FSF is addicted to a stupid tower defense game. The goal of tower defense games is to try to stop enemies from crossing a map by building traps to slow them down and towers which shoot at them as they pass.

The map is a line, which has n unit length. We can build only one tower on each unit length. The enemy takes t seconds on each unit length. And there are 3 kinds of tower in this game: The red tower, the green tower and the blue tower.

The red tower damage on the enemy x points per second when he passes through the tower.

The green tower damage on the enemy y points per second after he passes through the tower.

The blue tower let the enemy go slower than before (that is, the enemy takes more z second to pass an unit length, also, after he passes through the tower.)

Of course, if you are already pass through m green towers, you should have got m*y damage per second. The same, if you are already pass through k blue towers, the enemy should have took t + k*z seconds every unit length.

FSF now wants to know the maximum damage the enemy can get.

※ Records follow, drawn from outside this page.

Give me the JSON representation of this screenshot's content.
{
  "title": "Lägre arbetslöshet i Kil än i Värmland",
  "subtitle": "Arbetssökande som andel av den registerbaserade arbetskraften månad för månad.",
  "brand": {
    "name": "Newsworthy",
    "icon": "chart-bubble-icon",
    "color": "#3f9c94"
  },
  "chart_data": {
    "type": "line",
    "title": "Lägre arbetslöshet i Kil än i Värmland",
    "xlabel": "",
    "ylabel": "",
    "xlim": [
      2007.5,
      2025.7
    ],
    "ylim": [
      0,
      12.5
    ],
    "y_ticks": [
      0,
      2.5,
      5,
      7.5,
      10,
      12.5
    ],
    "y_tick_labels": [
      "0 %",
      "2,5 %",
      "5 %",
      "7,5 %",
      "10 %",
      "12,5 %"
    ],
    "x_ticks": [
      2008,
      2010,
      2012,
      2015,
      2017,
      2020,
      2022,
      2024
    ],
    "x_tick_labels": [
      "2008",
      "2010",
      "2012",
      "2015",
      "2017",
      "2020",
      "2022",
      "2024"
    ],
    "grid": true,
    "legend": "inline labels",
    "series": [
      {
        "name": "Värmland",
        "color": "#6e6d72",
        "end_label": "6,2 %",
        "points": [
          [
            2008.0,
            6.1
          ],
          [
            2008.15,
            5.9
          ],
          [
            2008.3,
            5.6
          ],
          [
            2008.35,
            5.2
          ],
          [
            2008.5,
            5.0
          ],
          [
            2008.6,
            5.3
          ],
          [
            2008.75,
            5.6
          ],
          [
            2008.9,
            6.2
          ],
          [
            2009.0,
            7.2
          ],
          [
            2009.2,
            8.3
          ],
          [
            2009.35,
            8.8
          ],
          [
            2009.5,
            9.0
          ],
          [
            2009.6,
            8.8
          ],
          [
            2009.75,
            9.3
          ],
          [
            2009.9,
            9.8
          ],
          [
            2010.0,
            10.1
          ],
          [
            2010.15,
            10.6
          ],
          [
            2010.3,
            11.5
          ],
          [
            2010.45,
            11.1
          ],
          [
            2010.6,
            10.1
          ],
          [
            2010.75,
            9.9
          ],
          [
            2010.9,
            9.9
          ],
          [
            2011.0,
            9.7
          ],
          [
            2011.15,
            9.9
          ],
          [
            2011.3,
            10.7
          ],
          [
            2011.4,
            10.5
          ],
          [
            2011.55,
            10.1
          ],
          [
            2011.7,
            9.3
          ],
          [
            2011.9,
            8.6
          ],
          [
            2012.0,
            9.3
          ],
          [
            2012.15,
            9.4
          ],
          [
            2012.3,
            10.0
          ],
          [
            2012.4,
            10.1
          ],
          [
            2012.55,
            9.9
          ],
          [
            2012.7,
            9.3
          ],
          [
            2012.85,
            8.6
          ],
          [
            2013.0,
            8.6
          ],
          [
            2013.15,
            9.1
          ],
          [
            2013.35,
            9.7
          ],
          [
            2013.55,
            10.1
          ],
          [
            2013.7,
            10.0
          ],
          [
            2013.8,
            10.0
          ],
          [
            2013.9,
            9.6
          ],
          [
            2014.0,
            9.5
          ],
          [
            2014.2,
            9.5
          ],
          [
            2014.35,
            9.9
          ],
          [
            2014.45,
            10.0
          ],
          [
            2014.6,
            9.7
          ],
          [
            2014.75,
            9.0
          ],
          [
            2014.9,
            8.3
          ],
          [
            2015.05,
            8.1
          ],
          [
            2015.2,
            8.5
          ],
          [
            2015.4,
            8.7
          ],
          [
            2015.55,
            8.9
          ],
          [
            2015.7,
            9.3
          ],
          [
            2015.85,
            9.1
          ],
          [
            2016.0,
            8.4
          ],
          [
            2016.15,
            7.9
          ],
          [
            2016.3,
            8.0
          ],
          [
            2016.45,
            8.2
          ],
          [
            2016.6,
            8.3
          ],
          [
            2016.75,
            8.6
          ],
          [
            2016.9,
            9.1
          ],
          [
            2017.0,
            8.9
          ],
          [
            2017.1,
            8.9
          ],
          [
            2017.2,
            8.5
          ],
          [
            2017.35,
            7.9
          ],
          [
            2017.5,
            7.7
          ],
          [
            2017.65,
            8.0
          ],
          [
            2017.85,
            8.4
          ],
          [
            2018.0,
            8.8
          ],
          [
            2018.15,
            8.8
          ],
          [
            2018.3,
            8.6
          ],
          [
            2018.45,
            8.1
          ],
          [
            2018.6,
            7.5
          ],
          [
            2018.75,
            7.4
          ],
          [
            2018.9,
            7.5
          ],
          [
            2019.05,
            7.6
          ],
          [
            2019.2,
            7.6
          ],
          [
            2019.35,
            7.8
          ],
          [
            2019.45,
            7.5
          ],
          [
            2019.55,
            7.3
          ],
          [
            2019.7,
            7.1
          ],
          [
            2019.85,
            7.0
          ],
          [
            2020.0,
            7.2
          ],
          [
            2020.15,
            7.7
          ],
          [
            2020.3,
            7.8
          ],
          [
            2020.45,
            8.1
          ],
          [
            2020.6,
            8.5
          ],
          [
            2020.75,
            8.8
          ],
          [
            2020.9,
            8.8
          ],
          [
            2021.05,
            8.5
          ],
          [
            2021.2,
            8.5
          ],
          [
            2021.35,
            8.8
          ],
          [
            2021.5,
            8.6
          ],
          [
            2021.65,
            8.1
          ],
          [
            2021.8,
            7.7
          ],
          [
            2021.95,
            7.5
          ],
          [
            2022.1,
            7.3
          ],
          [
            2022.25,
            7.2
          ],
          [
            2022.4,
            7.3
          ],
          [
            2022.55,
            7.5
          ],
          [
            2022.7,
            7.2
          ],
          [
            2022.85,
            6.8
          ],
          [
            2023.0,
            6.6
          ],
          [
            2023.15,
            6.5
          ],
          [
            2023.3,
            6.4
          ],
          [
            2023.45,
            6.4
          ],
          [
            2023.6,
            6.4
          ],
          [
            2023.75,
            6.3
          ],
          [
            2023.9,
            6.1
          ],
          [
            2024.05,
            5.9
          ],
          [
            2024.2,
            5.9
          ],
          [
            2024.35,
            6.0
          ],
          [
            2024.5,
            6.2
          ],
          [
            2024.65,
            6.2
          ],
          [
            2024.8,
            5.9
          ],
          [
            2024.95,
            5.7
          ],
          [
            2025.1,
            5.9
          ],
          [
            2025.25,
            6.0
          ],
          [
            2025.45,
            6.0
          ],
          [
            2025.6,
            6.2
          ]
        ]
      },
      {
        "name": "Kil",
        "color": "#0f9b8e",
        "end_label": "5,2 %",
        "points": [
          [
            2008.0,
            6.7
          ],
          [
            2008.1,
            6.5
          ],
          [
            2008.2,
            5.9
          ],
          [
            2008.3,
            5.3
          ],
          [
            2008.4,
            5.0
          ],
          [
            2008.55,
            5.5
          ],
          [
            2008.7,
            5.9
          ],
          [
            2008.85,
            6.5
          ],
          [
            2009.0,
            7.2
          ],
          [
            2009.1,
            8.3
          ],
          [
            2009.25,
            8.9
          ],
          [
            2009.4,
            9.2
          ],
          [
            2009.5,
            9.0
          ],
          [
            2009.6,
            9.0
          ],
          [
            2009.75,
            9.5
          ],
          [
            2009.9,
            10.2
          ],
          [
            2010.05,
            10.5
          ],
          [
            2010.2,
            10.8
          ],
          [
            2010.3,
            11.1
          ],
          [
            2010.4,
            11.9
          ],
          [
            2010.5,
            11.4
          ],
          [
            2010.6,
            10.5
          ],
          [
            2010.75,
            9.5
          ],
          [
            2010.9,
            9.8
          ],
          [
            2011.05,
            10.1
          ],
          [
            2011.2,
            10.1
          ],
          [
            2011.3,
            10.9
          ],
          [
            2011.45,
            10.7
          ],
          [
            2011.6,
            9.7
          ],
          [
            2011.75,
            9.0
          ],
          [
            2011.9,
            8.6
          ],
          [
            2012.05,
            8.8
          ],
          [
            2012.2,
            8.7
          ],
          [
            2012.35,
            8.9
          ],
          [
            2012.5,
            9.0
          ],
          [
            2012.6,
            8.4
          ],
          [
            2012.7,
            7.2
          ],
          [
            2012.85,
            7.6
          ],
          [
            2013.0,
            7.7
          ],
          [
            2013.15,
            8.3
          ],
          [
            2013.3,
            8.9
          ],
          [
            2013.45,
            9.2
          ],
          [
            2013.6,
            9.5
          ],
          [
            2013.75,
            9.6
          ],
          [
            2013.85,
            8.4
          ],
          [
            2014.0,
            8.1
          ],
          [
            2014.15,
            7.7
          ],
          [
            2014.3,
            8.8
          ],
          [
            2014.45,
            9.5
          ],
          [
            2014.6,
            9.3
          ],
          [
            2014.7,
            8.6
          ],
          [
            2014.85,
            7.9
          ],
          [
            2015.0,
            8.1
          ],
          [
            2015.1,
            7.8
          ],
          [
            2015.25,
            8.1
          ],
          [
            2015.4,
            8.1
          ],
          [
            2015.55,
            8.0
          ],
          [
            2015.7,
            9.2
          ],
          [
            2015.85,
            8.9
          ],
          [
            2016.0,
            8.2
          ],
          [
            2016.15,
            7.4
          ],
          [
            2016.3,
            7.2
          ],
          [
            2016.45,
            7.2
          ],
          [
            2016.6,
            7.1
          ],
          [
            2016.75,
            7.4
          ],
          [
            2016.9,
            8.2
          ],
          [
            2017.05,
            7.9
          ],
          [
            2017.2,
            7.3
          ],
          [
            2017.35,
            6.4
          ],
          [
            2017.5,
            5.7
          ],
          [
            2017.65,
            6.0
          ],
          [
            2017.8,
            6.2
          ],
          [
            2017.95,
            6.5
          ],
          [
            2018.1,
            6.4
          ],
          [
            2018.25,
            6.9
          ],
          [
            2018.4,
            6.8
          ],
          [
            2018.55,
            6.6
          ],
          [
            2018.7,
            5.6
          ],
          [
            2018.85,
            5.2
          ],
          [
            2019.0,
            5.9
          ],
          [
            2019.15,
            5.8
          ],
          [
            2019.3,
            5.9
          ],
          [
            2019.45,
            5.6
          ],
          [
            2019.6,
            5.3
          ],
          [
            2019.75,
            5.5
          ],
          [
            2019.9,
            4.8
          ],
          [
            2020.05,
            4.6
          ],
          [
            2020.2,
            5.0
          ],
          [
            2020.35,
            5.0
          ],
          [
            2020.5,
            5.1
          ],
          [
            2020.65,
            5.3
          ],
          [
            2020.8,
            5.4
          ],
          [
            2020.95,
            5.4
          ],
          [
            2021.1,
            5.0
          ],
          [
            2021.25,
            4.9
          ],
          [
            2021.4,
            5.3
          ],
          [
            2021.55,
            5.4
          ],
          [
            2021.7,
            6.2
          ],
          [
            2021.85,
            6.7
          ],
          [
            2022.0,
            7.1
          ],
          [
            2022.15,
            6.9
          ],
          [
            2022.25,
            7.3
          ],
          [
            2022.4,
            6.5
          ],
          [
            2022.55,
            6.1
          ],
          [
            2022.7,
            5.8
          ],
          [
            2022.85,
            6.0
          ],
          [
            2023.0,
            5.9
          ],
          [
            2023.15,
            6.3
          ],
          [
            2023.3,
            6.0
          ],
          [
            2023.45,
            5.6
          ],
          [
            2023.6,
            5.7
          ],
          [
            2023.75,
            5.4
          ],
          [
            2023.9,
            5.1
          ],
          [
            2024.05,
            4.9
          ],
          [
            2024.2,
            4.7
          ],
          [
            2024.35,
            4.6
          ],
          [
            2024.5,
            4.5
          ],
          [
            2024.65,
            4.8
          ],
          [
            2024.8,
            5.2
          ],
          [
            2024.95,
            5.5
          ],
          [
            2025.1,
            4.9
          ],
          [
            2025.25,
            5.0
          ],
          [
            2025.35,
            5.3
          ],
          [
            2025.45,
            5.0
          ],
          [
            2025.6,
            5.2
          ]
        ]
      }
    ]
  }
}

There are multiply test cases.

The first line contains an integer T (T<=100), indicates the number of cases.

Each test only contain 5 integers n, x, y, z, t (2<=n<=1500,0<=x, y, z<=60000,1<=t<=3)

For each case, you should output "Case #C: " first, where C indicates the case number and counts from 1. Then output the answer. For each test only one line which have one integer, the answer to this question.

1
2 4 3 2 1

Case #1: 12

Hint
For the first sample, the first tower is blue tower, and the second is red tower. So, the total damage is 4*(1+2)=12 damage points.
 

UESTC

题意：

给你一段长为n的路，每一个单位长度可以放一种塔，这里有三种塔。

1）对正在经过这座塔的敌人进行 x 每秒伤害的攻击

2）对于已经经过这塔的敌人进行y每秒的伤害攻击

3）对已经经过这个塔的敌人放慢速度，使得原先为 经过一个单位时间为  t的速度变为  t+k

#include<cstdio>
#include<cstring>
#include<iostream>
using namespace std;
const int maxn=1617;
typedef __int64 LL;
LL dp[maxn][maxn];
LL n,x,y,z,t;
int main()
{
    int T;
    int cas = 0;
    scanf("%d",&T);
    while(T--)
    {
        scanf("%I64d%I64d%I64d%I64d%I64d",&n,&x,&y,&z,&t);
        memset(dp,0,sizeof(dp));
        LL ans = n*t*x;//全部放红塔
        
        for(LL i = 1; i <= n; i++)
            for(LL j = 0; j <= i; j++)
            {
                if(j == 0)//没有减缓塔（蓝塔）
                    dp[i][j]=dp[i-1][j]+t*(i-j-1)*y;
                else
                    dp[i][j]=max(dp[i-1][j-1]+(i-j)*y*(t+(j-1)*z),dp[i-1][j]+(i-j-1)*y*(t+j*z));
                ans = max(ans,dp[i][j]+(n-i)*(j*z+t)*(x+(i-j)*y));
            }
        printf("Case #%d: %I64d\n",++cas,ans);
    }
    return 0;
}